Si le sujet traduisant se retrouve au milieu de forces opposées, cette position fondamentalement dialectique se retrouve également dans l’utilisation même du vernaculaire dans les romans de Twain et de DeRoche. En effet, bien qu’à l’époque de Twain l’utilisation du VNA était plutôt novatrice en tant que langue littéraire, ce vernaculaire était largement parodié et caricaturé dans les minstrel shows ; représentations théâtrales ou semi-théâtrales exploitant le potentiel « comique » du VNA dans sa dimension orale. Bien que des caricatures écrites ou picutales aient pu exister, elles n’ont pas atteint le niveau de popularité des minstrel shows qui ont fortement influencé la représentation de ce vernaculaire.

Dans le cas de Jim, il a été nécessaire de faire des choix dans le but de mettre à l’écrit le VNA car il semble impossible de reproduire l’hétérogénéité et la pluralité de ce vernaculaire par le biais d’un seul personnage. Ainsi, bien que le roman soit régulièrement célébré pour son réalisme, certains travaux ont apporté une nuance à ce réalisme et décrivent le VNA de Jim comme « partielle, approximative, voire arbitraire » (LAVOIE, 1994, 119). Par conséquent, le projet esthétique de Twain implique un conflit dialectique opposant effet de réel et subversion de la réalité (Ibid., 117) qui ne vient pas seulement de Twain en tant qu’auteur mais dont l’origine peut être également retracé jusqu’à l’acte même de mise à l’écrit qui « repose invariablement sur la transcription d'un ensemble plus ou moins restreint, plus ou moins stéréotypé, de marqueurs lexicaux, morphosyntaxiques et phonologiques récurrents. » indépendamment des intentions de l’auteur (LANE-MERCIER, 1995, 79).

Cet écart qui se forme lors de la mise à l’écrit peut également être retrouvé dans la réécriture de DeRoche. De par l’origine sociale et géographique de Huck, il devrait utiliser une forme de Midland American English. Cependant, parmi les 17 caractéristiques commune au Midland American English (telles que les structures need + participe passé, want + participe passé ou l’utilisation du positive anymore) Huck n’en utilise que deux : la structure all the + nom dénombrable singulier (That’s all the reason I could think of at a time like that.) et la double utilisation de modaux (He said that we might could take an aeroplane to California.). Bien qu’un locuteur n’est pas tenu d’utiliser toutes les caractéristiques de son vernaculaire, celui de Huck partage plus de caractéristiques communes au Southern American English.

En effet, si l’on prend pour exemple le cas du a-prefixing, caractéristique grammaticale présente essentiellement dans le sud des États-Unis, il apparaît dans plus d’une centaine d’occurrences et est même employé fautivement comme dans l’exemple suivant :

He even let me splash him and was a-laughing and a-smiling instead of a-cursing. (DEROCHE, 2018, 38)
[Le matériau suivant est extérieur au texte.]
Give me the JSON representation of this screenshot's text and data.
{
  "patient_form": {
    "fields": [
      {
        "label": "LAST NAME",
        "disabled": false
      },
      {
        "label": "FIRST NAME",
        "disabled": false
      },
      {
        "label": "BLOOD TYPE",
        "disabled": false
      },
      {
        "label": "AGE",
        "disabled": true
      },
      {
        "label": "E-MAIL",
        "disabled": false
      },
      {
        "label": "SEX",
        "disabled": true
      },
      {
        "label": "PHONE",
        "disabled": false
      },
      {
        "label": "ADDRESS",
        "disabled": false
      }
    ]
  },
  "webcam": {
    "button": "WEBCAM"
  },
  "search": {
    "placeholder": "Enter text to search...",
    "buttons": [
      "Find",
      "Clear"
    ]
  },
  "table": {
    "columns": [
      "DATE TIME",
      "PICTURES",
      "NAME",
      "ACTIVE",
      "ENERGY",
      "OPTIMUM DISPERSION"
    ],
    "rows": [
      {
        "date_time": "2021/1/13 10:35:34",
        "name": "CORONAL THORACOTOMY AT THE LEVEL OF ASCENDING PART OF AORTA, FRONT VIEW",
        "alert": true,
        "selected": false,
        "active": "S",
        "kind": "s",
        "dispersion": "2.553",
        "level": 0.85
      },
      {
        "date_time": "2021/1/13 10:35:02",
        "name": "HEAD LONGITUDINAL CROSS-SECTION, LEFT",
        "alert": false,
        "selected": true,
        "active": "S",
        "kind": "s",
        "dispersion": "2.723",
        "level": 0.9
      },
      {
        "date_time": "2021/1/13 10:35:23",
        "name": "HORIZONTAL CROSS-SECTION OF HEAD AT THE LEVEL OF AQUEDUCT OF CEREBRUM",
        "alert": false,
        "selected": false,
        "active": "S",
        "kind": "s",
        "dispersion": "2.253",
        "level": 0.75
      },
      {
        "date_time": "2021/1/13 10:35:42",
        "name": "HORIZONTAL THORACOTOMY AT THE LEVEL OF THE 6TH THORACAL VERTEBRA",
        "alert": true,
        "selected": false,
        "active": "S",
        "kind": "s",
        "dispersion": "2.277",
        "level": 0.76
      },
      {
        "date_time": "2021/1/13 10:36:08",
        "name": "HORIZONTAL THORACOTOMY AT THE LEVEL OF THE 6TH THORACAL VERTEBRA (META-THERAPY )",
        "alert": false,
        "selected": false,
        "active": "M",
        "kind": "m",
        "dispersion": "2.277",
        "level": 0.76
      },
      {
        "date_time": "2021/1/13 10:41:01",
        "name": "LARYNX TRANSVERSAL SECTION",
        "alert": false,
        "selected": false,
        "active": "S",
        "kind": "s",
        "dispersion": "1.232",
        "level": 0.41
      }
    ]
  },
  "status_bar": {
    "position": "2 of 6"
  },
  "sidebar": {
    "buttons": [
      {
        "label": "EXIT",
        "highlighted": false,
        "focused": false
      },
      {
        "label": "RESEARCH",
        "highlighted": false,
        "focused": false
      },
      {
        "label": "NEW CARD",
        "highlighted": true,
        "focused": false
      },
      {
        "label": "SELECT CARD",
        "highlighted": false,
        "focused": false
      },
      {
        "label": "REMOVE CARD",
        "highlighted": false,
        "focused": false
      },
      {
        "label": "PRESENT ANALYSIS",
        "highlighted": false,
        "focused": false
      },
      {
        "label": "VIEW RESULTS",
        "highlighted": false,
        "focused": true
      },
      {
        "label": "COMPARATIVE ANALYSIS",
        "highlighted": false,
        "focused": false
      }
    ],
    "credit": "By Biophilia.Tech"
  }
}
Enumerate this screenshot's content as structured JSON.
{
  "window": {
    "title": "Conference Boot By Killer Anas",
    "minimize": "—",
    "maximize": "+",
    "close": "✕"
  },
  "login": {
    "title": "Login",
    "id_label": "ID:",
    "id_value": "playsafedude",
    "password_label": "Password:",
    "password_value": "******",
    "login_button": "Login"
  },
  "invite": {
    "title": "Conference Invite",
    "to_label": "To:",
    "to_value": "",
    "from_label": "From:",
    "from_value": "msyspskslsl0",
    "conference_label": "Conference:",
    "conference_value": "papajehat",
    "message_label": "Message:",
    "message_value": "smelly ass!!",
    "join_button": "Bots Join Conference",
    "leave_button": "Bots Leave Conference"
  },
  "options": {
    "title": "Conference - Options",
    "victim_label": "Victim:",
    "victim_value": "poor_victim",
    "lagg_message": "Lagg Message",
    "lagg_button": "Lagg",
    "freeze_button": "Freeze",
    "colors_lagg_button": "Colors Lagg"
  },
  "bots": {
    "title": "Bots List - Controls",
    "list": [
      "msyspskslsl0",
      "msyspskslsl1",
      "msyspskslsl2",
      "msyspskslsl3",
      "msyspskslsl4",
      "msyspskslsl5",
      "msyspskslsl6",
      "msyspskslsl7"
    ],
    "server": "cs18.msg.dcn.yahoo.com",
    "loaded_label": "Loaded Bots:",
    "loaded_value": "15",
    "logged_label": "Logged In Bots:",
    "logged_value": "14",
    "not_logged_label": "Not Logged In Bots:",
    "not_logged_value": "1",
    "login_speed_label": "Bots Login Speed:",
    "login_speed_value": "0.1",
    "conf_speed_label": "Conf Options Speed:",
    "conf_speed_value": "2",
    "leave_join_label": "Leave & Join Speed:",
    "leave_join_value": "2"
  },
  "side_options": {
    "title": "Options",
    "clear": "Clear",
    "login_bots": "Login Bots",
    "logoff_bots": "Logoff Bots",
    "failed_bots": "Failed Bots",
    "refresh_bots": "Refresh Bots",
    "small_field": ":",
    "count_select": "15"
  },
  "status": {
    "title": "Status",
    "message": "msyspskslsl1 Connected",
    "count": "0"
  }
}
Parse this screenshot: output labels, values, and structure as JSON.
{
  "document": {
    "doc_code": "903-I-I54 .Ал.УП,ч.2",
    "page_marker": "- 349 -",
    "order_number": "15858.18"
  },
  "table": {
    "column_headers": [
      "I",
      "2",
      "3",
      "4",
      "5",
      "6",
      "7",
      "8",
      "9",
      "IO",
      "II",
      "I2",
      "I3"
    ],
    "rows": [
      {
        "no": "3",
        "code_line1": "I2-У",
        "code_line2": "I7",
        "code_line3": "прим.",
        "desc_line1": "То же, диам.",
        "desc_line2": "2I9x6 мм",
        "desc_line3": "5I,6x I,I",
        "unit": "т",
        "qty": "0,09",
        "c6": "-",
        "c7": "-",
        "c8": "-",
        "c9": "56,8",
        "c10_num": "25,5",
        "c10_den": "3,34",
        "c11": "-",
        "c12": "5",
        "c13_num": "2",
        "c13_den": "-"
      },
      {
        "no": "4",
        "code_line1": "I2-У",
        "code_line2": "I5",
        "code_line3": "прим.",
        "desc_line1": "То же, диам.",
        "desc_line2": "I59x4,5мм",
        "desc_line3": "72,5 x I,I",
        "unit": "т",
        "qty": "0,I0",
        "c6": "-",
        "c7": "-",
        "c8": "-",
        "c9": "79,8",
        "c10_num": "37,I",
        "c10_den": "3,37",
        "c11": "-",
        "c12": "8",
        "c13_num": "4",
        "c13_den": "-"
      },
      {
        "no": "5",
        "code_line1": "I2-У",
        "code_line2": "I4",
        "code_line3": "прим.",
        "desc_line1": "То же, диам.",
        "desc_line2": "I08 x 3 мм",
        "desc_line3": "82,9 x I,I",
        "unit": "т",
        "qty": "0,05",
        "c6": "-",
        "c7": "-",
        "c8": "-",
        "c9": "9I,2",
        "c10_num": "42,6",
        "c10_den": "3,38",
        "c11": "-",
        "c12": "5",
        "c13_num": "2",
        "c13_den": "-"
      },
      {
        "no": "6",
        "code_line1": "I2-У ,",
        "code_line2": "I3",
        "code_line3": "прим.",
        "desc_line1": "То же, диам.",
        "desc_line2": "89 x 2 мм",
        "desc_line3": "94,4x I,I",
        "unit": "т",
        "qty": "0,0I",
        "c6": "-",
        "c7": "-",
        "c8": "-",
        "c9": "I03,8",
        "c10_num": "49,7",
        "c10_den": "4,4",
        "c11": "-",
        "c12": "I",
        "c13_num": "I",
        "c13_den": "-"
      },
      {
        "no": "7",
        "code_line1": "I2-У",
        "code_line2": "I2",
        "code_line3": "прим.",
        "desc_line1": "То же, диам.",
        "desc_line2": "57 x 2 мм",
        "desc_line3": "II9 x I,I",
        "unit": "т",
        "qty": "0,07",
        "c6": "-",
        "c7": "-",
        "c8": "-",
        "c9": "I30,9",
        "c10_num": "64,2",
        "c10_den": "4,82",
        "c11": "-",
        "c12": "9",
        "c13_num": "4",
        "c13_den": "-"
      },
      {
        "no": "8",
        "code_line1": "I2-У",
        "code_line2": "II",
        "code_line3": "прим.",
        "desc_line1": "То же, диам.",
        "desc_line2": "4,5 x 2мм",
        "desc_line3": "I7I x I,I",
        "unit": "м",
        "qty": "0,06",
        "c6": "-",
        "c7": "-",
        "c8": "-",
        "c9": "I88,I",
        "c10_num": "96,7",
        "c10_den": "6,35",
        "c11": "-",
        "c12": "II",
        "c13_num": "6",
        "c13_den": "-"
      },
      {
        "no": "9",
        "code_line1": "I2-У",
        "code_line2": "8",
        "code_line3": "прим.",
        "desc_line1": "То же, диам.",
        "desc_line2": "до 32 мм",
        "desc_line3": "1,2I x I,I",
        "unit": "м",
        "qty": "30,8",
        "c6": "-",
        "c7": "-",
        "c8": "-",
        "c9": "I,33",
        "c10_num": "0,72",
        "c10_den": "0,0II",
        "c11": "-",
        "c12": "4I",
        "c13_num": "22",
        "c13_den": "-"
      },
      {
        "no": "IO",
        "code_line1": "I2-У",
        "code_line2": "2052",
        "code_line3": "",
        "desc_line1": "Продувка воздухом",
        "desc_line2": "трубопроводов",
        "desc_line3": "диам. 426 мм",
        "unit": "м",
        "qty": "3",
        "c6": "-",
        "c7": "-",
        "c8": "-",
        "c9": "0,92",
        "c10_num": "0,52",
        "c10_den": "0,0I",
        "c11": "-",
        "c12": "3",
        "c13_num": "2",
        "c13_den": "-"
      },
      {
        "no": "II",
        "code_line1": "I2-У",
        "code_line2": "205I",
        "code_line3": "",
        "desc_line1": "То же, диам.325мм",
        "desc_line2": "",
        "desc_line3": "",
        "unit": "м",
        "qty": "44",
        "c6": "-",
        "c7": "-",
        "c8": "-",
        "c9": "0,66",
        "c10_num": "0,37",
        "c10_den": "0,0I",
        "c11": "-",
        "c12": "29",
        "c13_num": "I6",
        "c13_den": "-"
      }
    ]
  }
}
Ici, le a-prefixing attaché au verbe to curse est précédé d’une préposition, ce qui est une structure considérée comme fautive (WOLFRAM et SCHILLING, 2016, 5).

Ce recours important au Southern American English s’explique par la perception de ce vernaculaire aux États-Unis où il est régulièrement stigmatisé et associé à des locuteurs pauvres, ruraux, peu éduqués et intellectuellement limités (HAZEN et FLUHARTY, 2006, 19) ce qui est un profil correspondant, dans une certaine mesure, à celui de Huck.

Par conséquent, la représentation collective et la perception d’un vernaculaire et de ses locuteurs influencent fortement sa mise à l’écrit. L’écart qui se crée entre oral et écrit et représentation et réalité ne sont pas des questions qui sont étrangères à la traduction qui contient une part « culturelle, de collectif, et de conjoncturel » (BRISSET, 1998, 32).

RSI et Idéologie

Cette tension exercée par le conflit entre représentation et réalité peut s’illustrer grâce au système lacanien du RSI (Réel, Symbolique, Imaginaire). Ce système vise à détailler l’expérience sensible, ou la « réalité » via trois registres :

Le registre imaginaire correspond aux représentations mentales et est défini comme « le registre du leurre et de l’identification » (DESCHAMPS, 2001, 35).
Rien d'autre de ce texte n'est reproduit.